Published on Feb 6, 2013 10:37 AM
 
Aerial photograph of the twin smokestacks of the Senoko Incineration Plant (SIP) (left) and the remaining chimney of the Senoko Power Station (right) on the Northern coast of Singapore, on the edge of the East Johor Strait on July 14, 2012. Singapore's largest power generation firm has switched some of its turbines to gas-fired ones. These turbines are more efficient and produce the same amount of electricity using less fuel. -- ST PHOTO : ALPHONSUS CHERN

Singapore's largest power generation firm has switched some of its turbines to gas-fired ones. These turbines are more efficient and produce the same amount of electricity using less fuel.

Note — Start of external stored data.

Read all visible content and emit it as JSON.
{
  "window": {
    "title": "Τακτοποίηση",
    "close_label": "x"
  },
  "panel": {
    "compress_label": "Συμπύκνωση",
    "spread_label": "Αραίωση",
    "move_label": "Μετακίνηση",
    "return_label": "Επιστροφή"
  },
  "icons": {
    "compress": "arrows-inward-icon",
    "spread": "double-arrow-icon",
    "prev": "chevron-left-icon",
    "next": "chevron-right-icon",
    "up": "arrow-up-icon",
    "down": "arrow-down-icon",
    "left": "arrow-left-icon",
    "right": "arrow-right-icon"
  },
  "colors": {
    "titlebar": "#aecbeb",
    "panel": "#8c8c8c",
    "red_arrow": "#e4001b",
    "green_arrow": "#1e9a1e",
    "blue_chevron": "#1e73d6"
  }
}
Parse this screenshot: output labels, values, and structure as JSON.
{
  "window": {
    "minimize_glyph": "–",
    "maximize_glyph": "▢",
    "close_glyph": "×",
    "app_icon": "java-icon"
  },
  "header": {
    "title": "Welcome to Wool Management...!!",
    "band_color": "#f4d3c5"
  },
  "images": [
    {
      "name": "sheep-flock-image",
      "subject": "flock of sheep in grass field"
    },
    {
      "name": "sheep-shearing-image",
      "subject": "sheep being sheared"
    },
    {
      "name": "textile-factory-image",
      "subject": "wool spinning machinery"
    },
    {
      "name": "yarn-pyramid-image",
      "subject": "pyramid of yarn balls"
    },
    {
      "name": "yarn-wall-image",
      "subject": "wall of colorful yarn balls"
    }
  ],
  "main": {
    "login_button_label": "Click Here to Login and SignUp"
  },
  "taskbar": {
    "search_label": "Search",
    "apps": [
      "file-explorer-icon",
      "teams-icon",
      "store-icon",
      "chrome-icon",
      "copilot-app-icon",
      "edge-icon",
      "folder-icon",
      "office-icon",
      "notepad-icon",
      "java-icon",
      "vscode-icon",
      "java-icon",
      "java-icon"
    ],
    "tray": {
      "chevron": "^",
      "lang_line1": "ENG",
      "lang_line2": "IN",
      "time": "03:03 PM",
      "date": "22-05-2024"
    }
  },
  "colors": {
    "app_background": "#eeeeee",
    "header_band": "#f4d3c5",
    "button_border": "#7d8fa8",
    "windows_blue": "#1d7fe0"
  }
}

Senoko Energy on Wednesday morning officially announced the completion of its latest repowering project, which began in 2008 and converted three oil-fired turbines with a 750-megawatt capacity into two gas-fired ones whose total capacity is 862 MW. In all, Senoko has 3,300MW of generation capacity and supplies about 30 per cent of local energy needs.

The move also increases the plant's ability to take advantage of liquefied natural gas from the upcoming terminal, said Senoko president and chief executive Brendan Wauters, and LNG will eventually supply about 20 per cent of the firm's feedstock.

Today, more than 80 per cent of Singapore's electricity is made from natural gas.